Осеннее утро негостеприимный хозяин. Хмурится в ответ на приветствие, клубится промозглым туманом. Листья за ночь отяжелели и уже не блестят – умирают. Я тревожу их башмаками, переворачиваю, приминаю, но они поддаются без хруста, как отсыревший ворс ковра. Часть их еще крепится на ветвях, но уже поникла и готова сдаться. Цвет – позолота со ржавчиной. Я обхожу пруд, темный, с теми же бурыми лиственными трупиками на поверхности, и отправляюсь мимо цветника в буковую аллею. Она почти не просматривается из замка. Даже сейчас, когда листья уже опали, ветви деревьев переплетены так густо, что разглядеть что-либо из окон почти невозможно. Скоро станет светлее и кто-нибудь подойдет к окну. Но различим лишь силуэт. Слева от меня вроде каменного цоколя с колонной. Это остатки павильона, который был разрушен испанскими наемниками герцога де Гиза в 1585 году. Ее высочество, получив Конфлан в качестве приданого, почему-то не позаботилась о восстановлении этого грекоподобного сооружения, и на его месте осталась только одинокая обезглавленная колонна. Ее почти до вершины оплел дикий виноград, и она казалась пойманной в некие волшебные сети. С наступлением осени эта сеть превращалась в дырявую пурпурную мантию на плечах мраморного исполина. Я часто приходил сюда и воображал себя блуждающим в развалинах Парфенона. Мне даже виделись в мраморных разводах таинственные, нечитаемые знаки, ибо по легенде, совершенно безосновательной, этот продолговатый кусок мрамора был и в самом деле привезен из Афин. Я не находил доказательств этой легенде, но воображал ее документально изученной, а следовательно, подтвержденной. Взявшись за жизнеописание Ликурга или Фемистокла, я призывал молчаливую колонну в свидетели. Вот и сейчас я по привычке иду к ней. Побродить, подумать. Вспомнить и даже произнести вполголоса несколько строк. Мне этот жалкий обломок представал то разрушенной Троей – «…и у стен Илиона / Племя героев погибло – свершилася Зевсова воля», то стенающим Карфагеном – «Carthago delenda est»56, то разграбленной, лишенной струн Эоловой арфой. Жалкое доказательство минувшей славы.

– Доброе утро.

Я едва не подскакиваю от неожиданности. Оборачиваюсь. Передо мной – женщина, на первый взгляд незнакомая. Плащ подбит лисьим мехом. На руках тонкие лайковые перчатки. Под капюшоном рыжий задорный локон. Жанет! Княгиня Караччиолли, самозваная принцесса д’Анжу. Смиренно сложив руки, улыбается. Глаза таинственно блестят. Я не слышал ее шагов. Она ступила ко мне прямо из тумана, из-под белесой завесы, не потревожив башмаком лиственный саван. Будто веса в ней не больше, чем в облаке. А может быть, она только что сотворила свое тело из подвернувшихся ей лоскутков, прохладных капель и сумрачных теней?

– Как… вы?.. Почему? Что вы здесь делаете?

– Я кое-что забыла… В нашу первую и последнюю встречу, у меня не хватило времени.

– Но как вы?..

И тут меня осеняет. Липпо! Ну конечно же, интрига продолжается. Его совет прогуляться на рассвете все равно что вызвать меня на свидание. Он дал мне эту рекомендацию с ведома Жанет или даже по ее просьбе. Какая пьеса! А я и не догадывался.

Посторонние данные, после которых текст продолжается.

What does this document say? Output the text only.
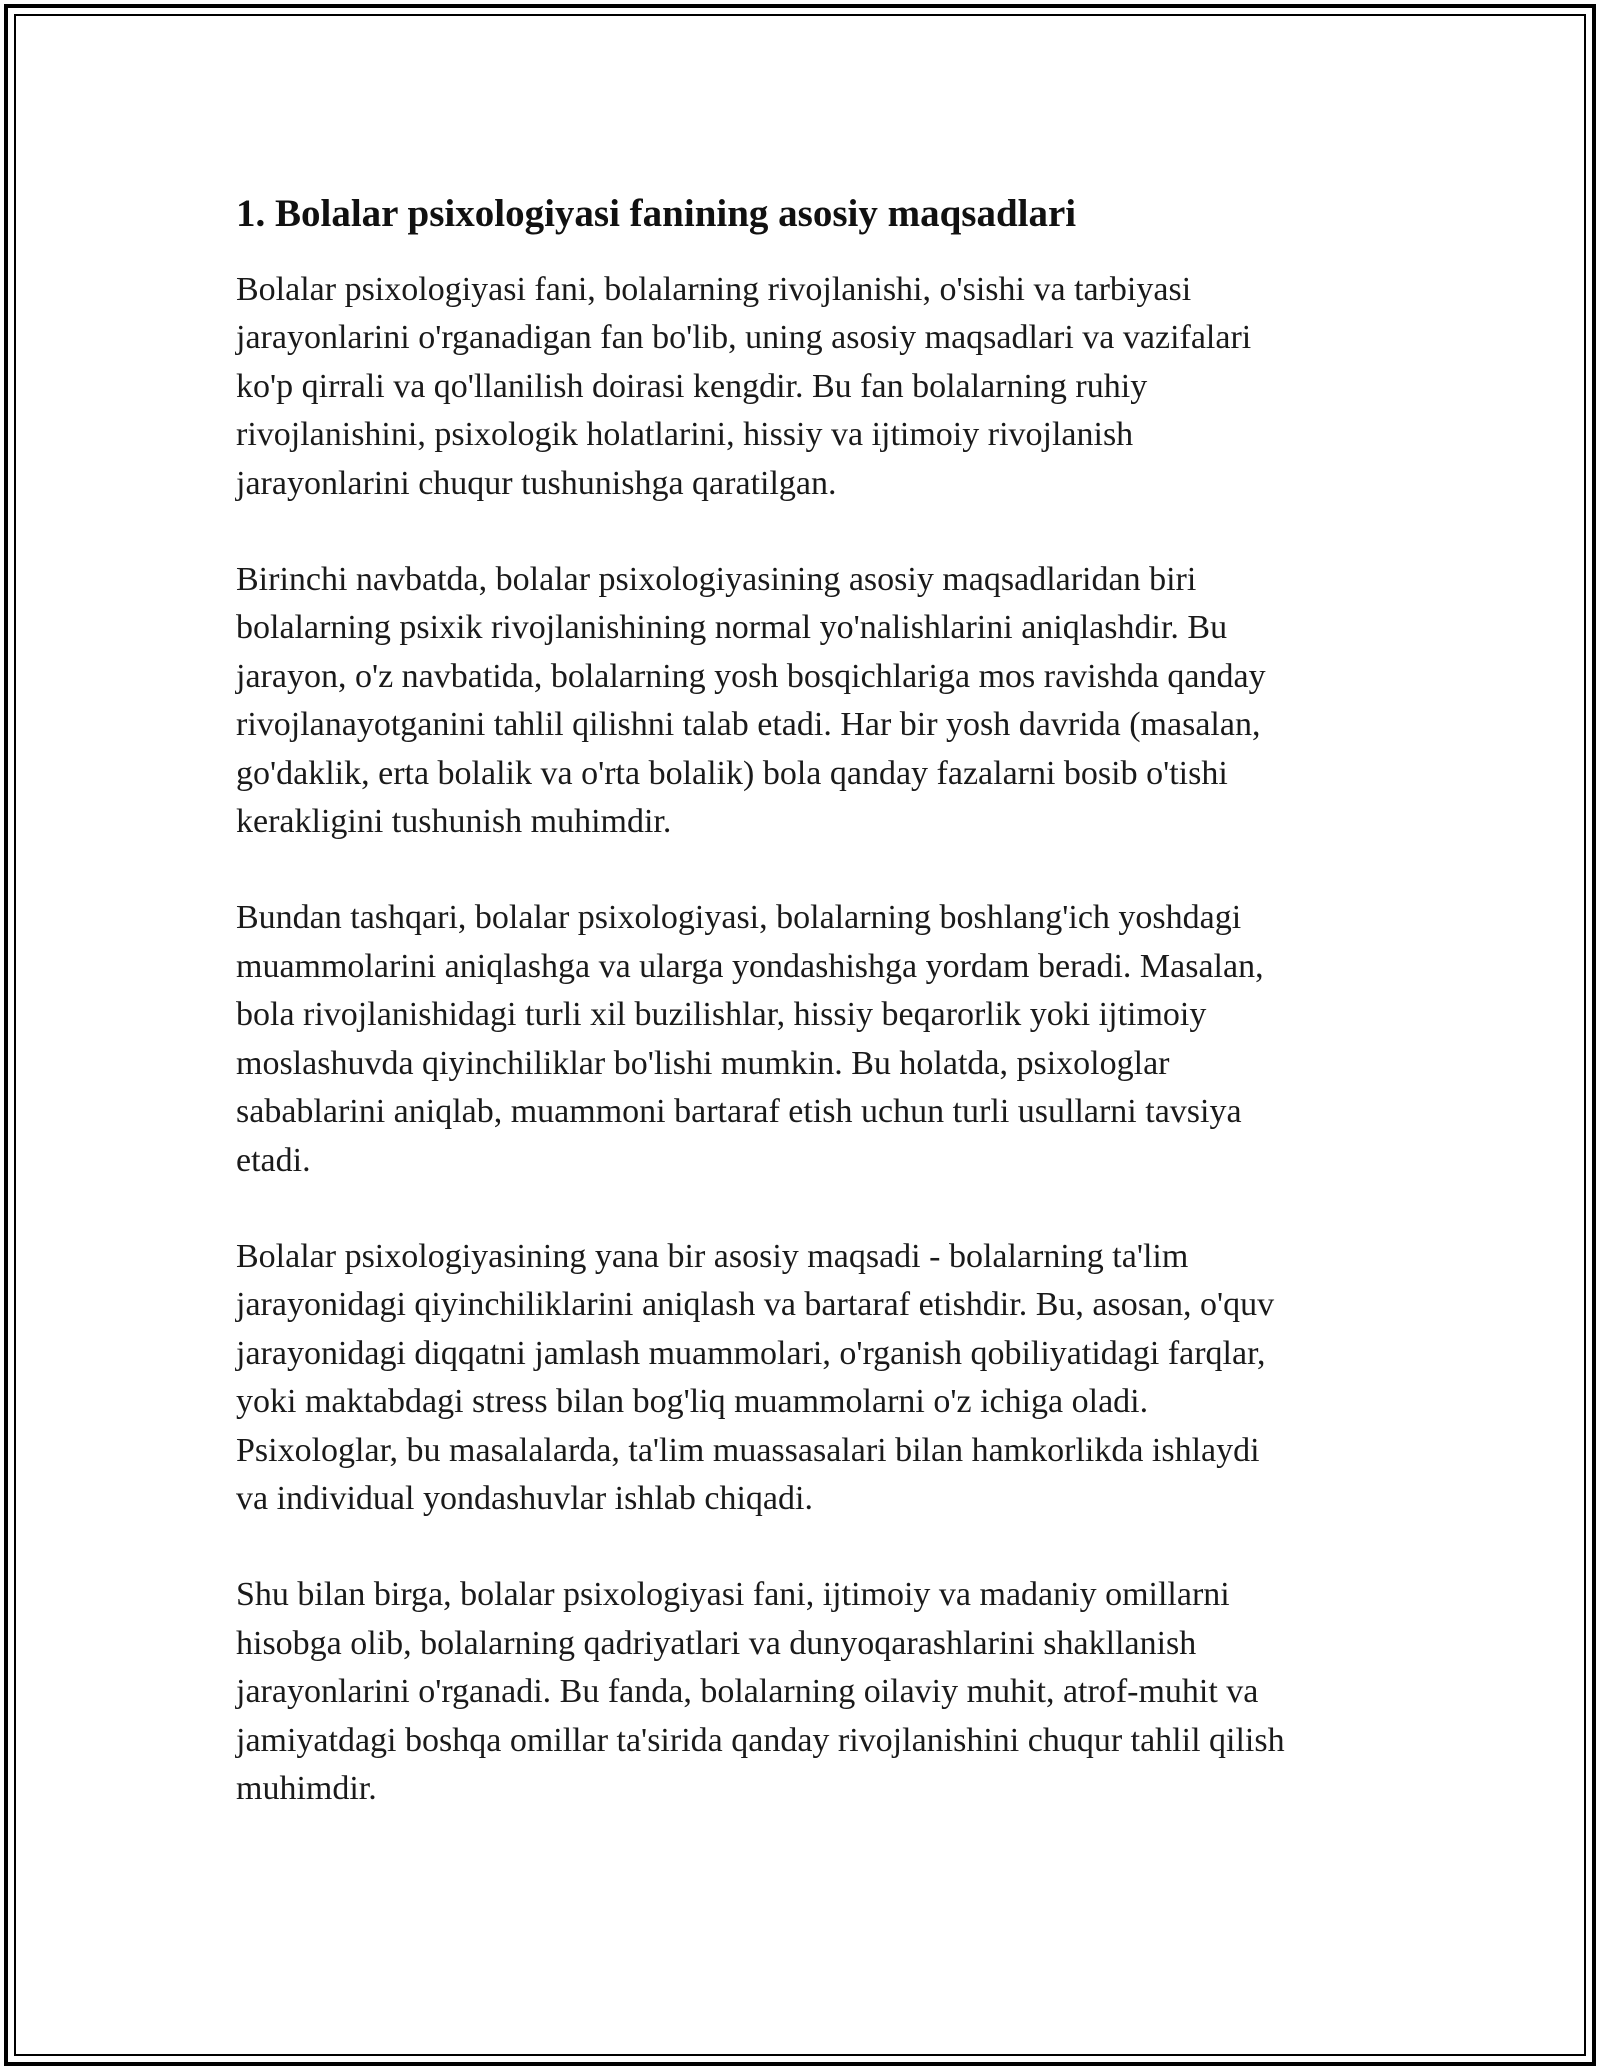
1. Bolalar psixologiyasi fanining asosiy maqsadlari

Bolalar psixologiyasi fani, bolalarning rivojlanishi, o'sishi va tarbiyasi
jarayonlarini o'rganadigan fan bo'lib, uning asosiy maqsadlari va vazifalari
ko'p qirrali va qo'llanilish doirasi kengdir. Bu fan bolalarning ruhiy
rivojlanishini, psixologik holatlarini, hissiy va ijtimoiy rivojlanish
jarayonlarini chuqur tushunishga qaratilgan.

Birinchi navbatda, bolalar psixologiyasining asosiy maqsadlaridan biri
bolalarning psixik rivojlanishining normal yo'nalishlarini aniqlashdir. Bu
jarayon, o'z navbatida, bolalarning yosh bosqichlariga mos ravishda qanday
rivojlanayotganini tahlil qilishni talab etadi. Har bir yosh davrida (masalan,
go'daklik, erta bolalik va o'rta bolalik) bola qanday fazalarni bosib o'tishi
kerakligini tushunish muhimdir.

Bundan tashqari, bolalar psixologiyasi, bolalarning boshlang'ich yoshdagi
muammolarini aniqlashga va ularga yondashishga yordam beradi. Masalan,
bola rivojlanishidagi turli xil buzilishlar, hissiy beqarorlik yoki ijtimoiy
moslashuvda qiyinchiliklar bo'lishi mumkin. Bu holatda, psixologlar
sabablarini aniqlab, muammoni bartaraf etish uchun turli usullarni tavsiya
etadi.

Bolalar psixologiyasining yana bir asosiy maqsadi - bolalarning ta'lim
jarayonidagi qiyinchiliklarini aniqlash va bartaraf etishdir. Bu, asosan, o'quv
jarayonidagi diqqatni jamlash muammolari, o'rganish qobiliyatidagi farqlar,
yoki maktabdagi stress bilan bog'liq muammolarni o'z ichiga oladi.
Psixologlar, bu masalalarda, ta'lim muassasalari bilan hamkorlikda ishlaydi
va individual yondashuvlar ishlab chiqadi.

Shu bilan birga, bolalar psixologiyasi fani, ijtimoiy va madaniy omillarni
hisobga olib, bolalarning qadriyatlari va dunyoqarashlarini shakllanish
jarayonlarini o'rganadi. Bu fanda, bolalarning oilaviy muhit, atrof-muhit va
jamiyatdagi boshqa omillar ta'sirida qanday rivojlanishini chuqur tahlil qilish
muhimdir.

– Вы знали, что я приду, – срывается с моих губ. – Рано утром. Понятно, это Липпо. Но откуда вы узнали, что именно сюда?

– Ваш парень подсказал, этот… как его… Любен.

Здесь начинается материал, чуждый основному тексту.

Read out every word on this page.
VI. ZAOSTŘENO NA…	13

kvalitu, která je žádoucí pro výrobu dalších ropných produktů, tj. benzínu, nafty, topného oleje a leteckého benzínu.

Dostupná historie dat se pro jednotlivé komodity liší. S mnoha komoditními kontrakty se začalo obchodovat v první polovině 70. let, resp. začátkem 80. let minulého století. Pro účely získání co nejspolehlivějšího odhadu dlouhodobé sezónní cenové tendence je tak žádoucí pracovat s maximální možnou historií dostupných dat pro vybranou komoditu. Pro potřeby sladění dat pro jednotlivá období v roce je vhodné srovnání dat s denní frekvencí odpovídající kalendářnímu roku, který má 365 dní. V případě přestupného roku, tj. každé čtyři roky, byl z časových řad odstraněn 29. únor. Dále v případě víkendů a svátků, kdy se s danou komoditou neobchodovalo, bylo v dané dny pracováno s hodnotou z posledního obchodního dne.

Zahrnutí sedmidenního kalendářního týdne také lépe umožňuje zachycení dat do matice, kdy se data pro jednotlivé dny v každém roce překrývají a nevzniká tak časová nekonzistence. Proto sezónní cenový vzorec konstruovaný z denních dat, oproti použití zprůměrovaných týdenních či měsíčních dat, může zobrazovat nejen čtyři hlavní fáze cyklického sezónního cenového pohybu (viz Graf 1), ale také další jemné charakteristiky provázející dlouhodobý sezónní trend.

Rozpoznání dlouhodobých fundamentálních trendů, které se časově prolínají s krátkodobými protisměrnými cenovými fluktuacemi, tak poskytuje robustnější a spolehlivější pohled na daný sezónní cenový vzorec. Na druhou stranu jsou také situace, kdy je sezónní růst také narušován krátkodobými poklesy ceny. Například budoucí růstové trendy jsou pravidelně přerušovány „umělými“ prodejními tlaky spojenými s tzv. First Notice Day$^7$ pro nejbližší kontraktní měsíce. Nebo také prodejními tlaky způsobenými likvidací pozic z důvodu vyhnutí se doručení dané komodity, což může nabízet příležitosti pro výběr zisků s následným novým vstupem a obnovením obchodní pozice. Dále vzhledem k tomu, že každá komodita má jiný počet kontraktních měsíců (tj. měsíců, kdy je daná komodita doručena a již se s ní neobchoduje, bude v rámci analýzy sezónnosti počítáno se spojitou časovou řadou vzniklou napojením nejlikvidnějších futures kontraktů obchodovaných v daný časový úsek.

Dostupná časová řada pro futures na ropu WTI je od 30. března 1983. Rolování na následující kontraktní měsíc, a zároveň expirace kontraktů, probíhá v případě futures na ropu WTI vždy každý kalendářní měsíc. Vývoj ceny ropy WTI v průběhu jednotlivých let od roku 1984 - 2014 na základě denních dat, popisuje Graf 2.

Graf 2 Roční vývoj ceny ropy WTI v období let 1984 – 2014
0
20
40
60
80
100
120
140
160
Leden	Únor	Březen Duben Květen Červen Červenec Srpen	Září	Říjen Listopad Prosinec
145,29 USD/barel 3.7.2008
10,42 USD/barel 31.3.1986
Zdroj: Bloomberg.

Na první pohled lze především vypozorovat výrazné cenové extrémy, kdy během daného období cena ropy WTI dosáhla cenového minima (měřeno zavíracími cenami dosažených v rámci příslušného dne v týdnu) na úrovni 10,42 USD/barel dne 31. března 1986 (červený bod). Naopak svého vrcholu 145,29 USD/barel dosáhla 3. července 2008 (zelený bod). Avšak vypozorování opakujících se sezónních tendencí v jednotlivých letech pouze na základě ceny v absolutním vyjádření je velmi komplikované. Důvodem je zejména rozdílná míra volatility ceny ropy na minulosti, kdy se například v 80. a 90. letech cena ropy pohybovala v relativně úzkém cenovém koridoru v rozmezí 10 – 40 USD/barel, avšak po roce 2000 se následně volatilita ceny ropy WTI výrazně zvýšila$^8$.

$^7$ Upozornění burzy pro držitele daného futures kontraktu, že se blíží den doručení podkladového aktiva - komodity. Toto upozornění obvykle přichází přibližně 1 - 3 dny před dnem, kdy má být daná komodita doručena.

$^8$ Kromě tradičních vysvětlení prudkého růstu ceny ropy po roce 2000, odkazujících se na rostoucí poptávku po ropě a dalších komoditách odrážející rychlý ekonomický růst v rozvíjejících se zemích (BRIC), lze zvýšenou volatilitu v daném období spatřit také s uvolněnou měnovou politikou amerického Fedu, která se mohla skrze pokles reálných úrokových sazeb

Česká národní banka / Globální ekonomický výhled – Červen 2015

– Любен?! Не может быть! Но…

– Как мне это удалось? Это несложно.

Она извлекает из расшитого кошелька, который красуется у нее на поясе, золотую монету и подбрасывает ее в воздух. Ловит и раскрывает ладонь. Монета блестит унылым монаршим профилем. Ее коронованный брат скучающе пятит губы.

– Очень весомый аргумент, – поясняет Жанет. – Особенно, если не один.

– Любен обязан донести…

– Не донесет. Он силен, как Полифем, но, к счастью, не настолько глуп. Он будет молчать.

Я смотрю на нее с изумлением. Ни тени смущения или страха. Глаза сияют. От утренней прохлады щеки у нее раскраснелись, губы чуть полуоткрыты.

– Но… зачем? – вырывается у меня.

Вопрос, который любая женщина оставила бы без ответа, оплела бы ложью, скрыла бы напускной стыдливостью, только бы избежать признания, но только не Жанет. Она продолжает улыбаться, не опускает глаз и спокойно отвечает:

– Чтобы увидеть вас.

– Зачем?

Ничего глупее не придумаешь, но я в таком замешательстве, в таком безукоризненном отпадении от искусства извлечения и составления слов, что произнести и придумать что-либо не в силах.

– Я влюбилась.

Я хотел бы сослаться на туман, на его искажающие, растворяющие свойства, на то, что смысл остался мне неясен, и отмести, отогнать услышанное, как сорвавшийся, закруживший на ветру лист. Я хотел бы ослышаться и стать жертвой обмана. Но она произнесла это без малейшего фонетического огреха, с безупречной дикцией и чистотой, сыграла изумительный аккорд. Но я все-таки переспрашиваю, ибо в ее присутствии непроизвольно глохну.

– Что, простите?

И она терпеливо и даже радостно повторяет.

– Я влюбилась.

В ее глазах золотые мерцающие крупинки. Они плавают, вращаются, соединяются в звезды, я смотрю на нее как зачарованный, будто околдован и обездвижен заклинанием, очень простым, но безумно действенным. Она чуть склоняет голову и смотрит на меня так, что взгляд из-под вскинутых, взведенных ресниц особенно резок. И та же ласковая блуждающая улыбка, что и прежде, зовущая, нежная… Уголок рта чуть подрагивает, не то от нетерпения, не то от тревоги. Влажно поблескивают зубы. Молочно-белый подбородок, от него в тень, вглубь, под завязку плаща уходит линия ее горла, от которого начинается полоска кожи к ее груди, туго схваченной бархатом лифа. Я только угадываю вырез ее платья, но кожа ее матово и призывно светится, как будто там, внутри, находит свой приют изгнанное с небес солнце. Ее темный тяжелый плащ подобен облачному шатру над головой, он непроницаемо тесен и хранит за собой светящийся жар. Он пробивается в ее глазах, в ее улыбке, в прядях, что выбились и горят у нее на лбу. Она соперничает со светилом, что таится за горизонтом и дарует свой свет лишь благодаря капризу. Солнце разорвет облачную завесу, а она сделает шаг и распахнет плащ. И она делает шаг. Я отступаю, но позади меня поросший диким виноградом каменный цоколь. Бежать мне некуда.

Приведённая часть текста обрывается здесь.